Congratulations to Dr. Anna Argento for Defending her Defense

BME Ph.D. Defense:

Structure and Function of Active Nematic Liquid Crystal Order in Brain Tumors

Abstract: Glioblastomas (GBM) are the most common adult brain tumors, characterized by rapid invasion into the normal brain and therapeutic resistance. Our lab previously demonstrated that GBM tumors exhibit self-organized, nematically aligned, multicellular structures, termed “oncostreams,” that influence tumor invasion and malignancy. Oncostreams are regulated by collagen fibers and downregulation of collagen was shown to dismantle oncostream formation. This thesis aims to better characterize and understand the complex, heterogeneous nature of high-grade glioma tumors.

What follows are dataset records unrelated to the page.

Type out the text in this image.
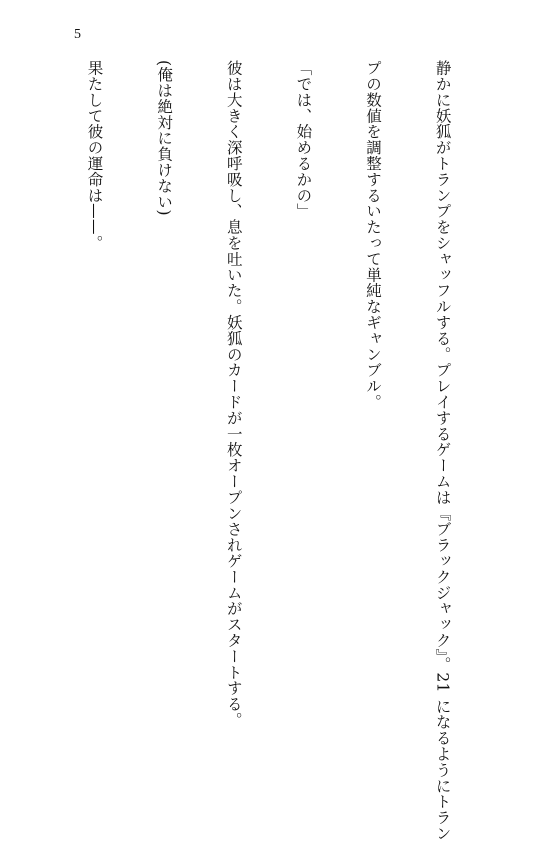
5

静かに妖狐がトランプをシャッフルする。プレイするゲームは『ブラックジャック』。21 になるようにトラン

プの数値を調整するいたって単純なギャンブル。

「では、始めるかの」

彼は大きく深呼吸し、息を吐いた。妖狐のカードが一枚オープンされゲームがスタートする。

(俺は絶対に負けない)

果たして彼の運命は——。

In Chapter 2, I describe an in-vitro model utilized to study the dynamics of glioma oncostreams. I also show the presence of topological defects in this system. 2D topological defects are point-singularities where nematic order is abruptly disrupted. I explore the dynamics of topological defects in-vitro and their functional implications. I find that apoptosis and cell density are highly impacted at defect locations.

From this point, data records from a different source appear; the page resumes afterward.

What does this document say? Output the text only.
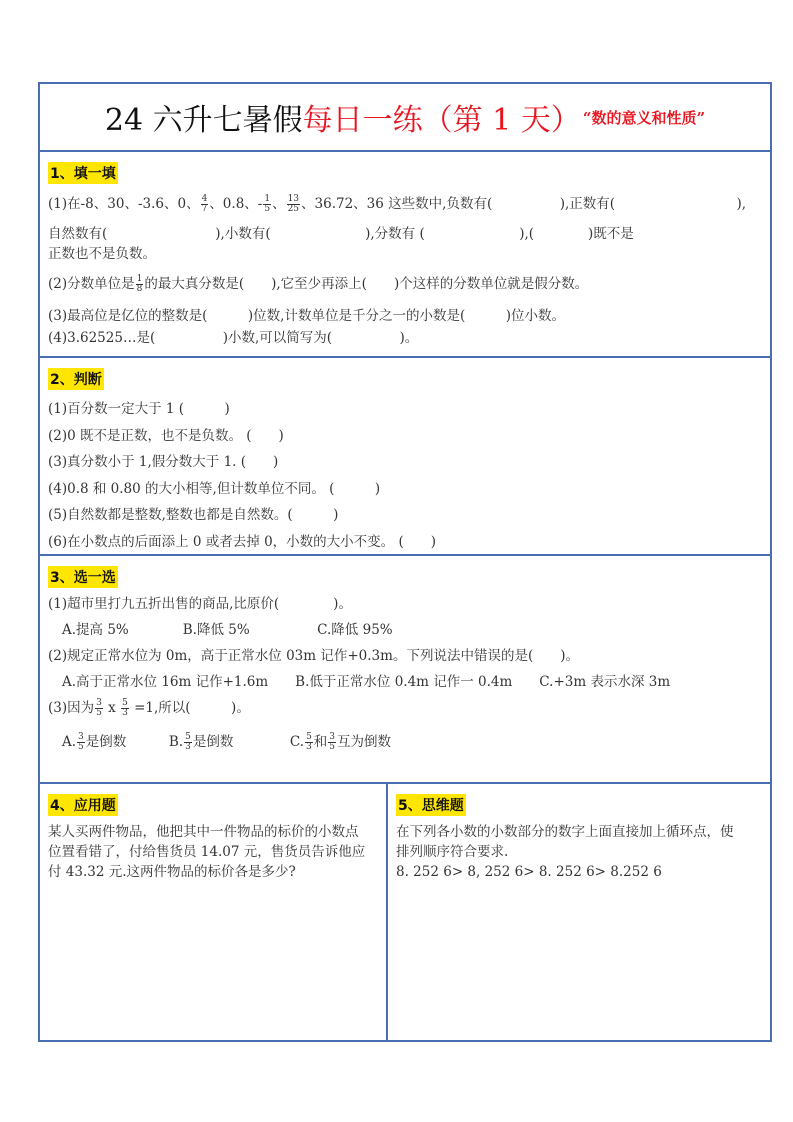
24 六升七暑假 每日一练（第 1 天） “数的意义和性质”
1、填一填
(1)在-8、30、-3.6、0、 $\frac{4}{7}$ 、0.8、- $\frac{1}{5}$ 、 $\frac{13}{25}$ 、36.72、36 这些数中,负数有(　　　　　),正数有(　　　　　　　　　),
自然数有(　　　　　　　　),小数有(　　　　　　　),分数有 (　　　　　　　),(　　　　)既不是
正数也不是负数。
(2)分数单位是 $\frac{1}{8}$ 的最大真分数是(　　),它至少再添上(　　)个这样的分数单位就是假分数。
(3)最高位是亿位的整数是(　　　)位数,计数单位是千分之一的小数是(　　　)位小数。
(4)3.62525…是(　　　　　)小数,可以简写为(　　　　　)。
2、判断
(1)百分数一定大于 1 (　　　)
(2)0 既不是正数，也不是负数。 (　　)
(3)真分数小于 1,假分数大于 1. (　　)
(4)0.8 和 0.80 的大小相等,但计数单位不同。 (　　　)
(5)自然数都是整数,整数也都是自然数。(　　　)
(6)在小数点的后面添上 0 或者去掉 0，小数的大小不变。 (　　)
3、选一选
(1)超市里打九五折出售的商品,比原价(　　　　)。
A.提高 5%　　　　B.降低 5%　　　　　C.降低 95%
(2)规定正常水位为 0m，高于正常水位 03m 记作+0.3m。下列说法中错误的是(　　)。
A.高于正常水位 16m 记作+1.6m　　B.低于正常水位 0.4m 记作一 0.4m　　C.+3m 表示水深 3m
(3)因为 $\frac{3}{5}$ x $\frac{5}{3} =1$,所以(　　　)。
A. $\frac{3}{5}$ 是倒数	B. $\frac{5}{3}$ 是倒数	C. $\frac{5}{3}$ 和 $\frac{3}{5}$ 互为倒数
4、应用题
某人买两件物品，他把其中一件物品的标价的小数点
位置看错了，付给售货员 14.07 元，售货员告诉他应
付 43.32 元.这两件物品的标价各是多少?
5、思维题
在下列各小数的小数部分的数字上面直接加上循环点，使
排列顺序符合要求.
8. 252 6> 8, 252 6> 8. 252 6> 8.252 6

In Chapter 3, we move to 3D in-vivo tumors in both mouse models and human patient samples. To understand nematic organization and topological defects within gliomas in 3D, we utilized whole brain clearing and light-sheet scanning microscopy to image tumors with an extremely high resolution. Creating 3D reconstructions and 3D elastic distortion maps allowed us to identify high nematic order domains (before called oncostreams) and to identify topological defects as regions of low nematic order and finite winding number using OpenViewMin. This is the first evidence of 3D topological defects in-vivo within tumors and highlights the complex liquid crystalline order of glioblastomas. Additionally, we find that these topological disclinations form various structures: closed loops with wedge, twist, or wedge-twist-wedge structures or lines starting or ending on blood vessels.

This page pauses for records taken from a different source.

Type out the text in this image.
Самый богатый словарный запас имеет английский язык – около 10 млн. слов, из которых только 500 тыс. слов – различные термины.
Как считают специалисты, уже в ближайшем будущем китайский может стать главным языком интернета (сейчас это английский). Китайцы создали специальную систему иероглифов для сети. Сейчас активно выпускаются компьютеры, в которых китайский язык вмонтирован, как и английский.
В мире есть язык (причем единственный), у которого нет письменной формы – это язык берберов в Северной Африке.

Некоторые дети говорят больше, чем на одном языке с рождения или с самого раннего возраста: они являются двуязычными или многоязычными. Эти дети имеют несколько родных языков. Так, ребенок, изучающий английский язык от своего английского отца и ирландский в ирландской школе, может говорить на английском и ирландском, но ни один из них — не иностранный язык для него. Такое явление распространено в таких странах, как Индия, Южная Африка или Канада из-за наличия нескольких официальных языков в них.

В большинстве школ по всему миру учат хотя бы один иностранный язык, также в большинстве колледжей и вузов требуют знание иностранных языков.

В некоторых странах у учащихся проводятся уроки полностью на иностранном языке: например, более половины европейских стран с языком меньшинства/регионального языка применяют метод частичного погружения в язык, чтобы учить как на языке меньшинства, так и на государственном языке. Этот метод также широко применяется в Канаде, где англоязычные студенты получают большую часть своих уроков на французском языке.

In Chapter 4, I characterize the 3D in-vivo dynamics of glioma cells using patient-derived organoids and ex-vivo tissue slices of mouse gliomas. This enables us to prove that glioma tumors can be considered 3D active nematic liquid crystals, representing a key step forward in understanding their complex physical features. We believe this new understanding of the structure of glioblastoma organization will lead to the development of therapeutic strategies targeting malignant oncostreams and topological defects.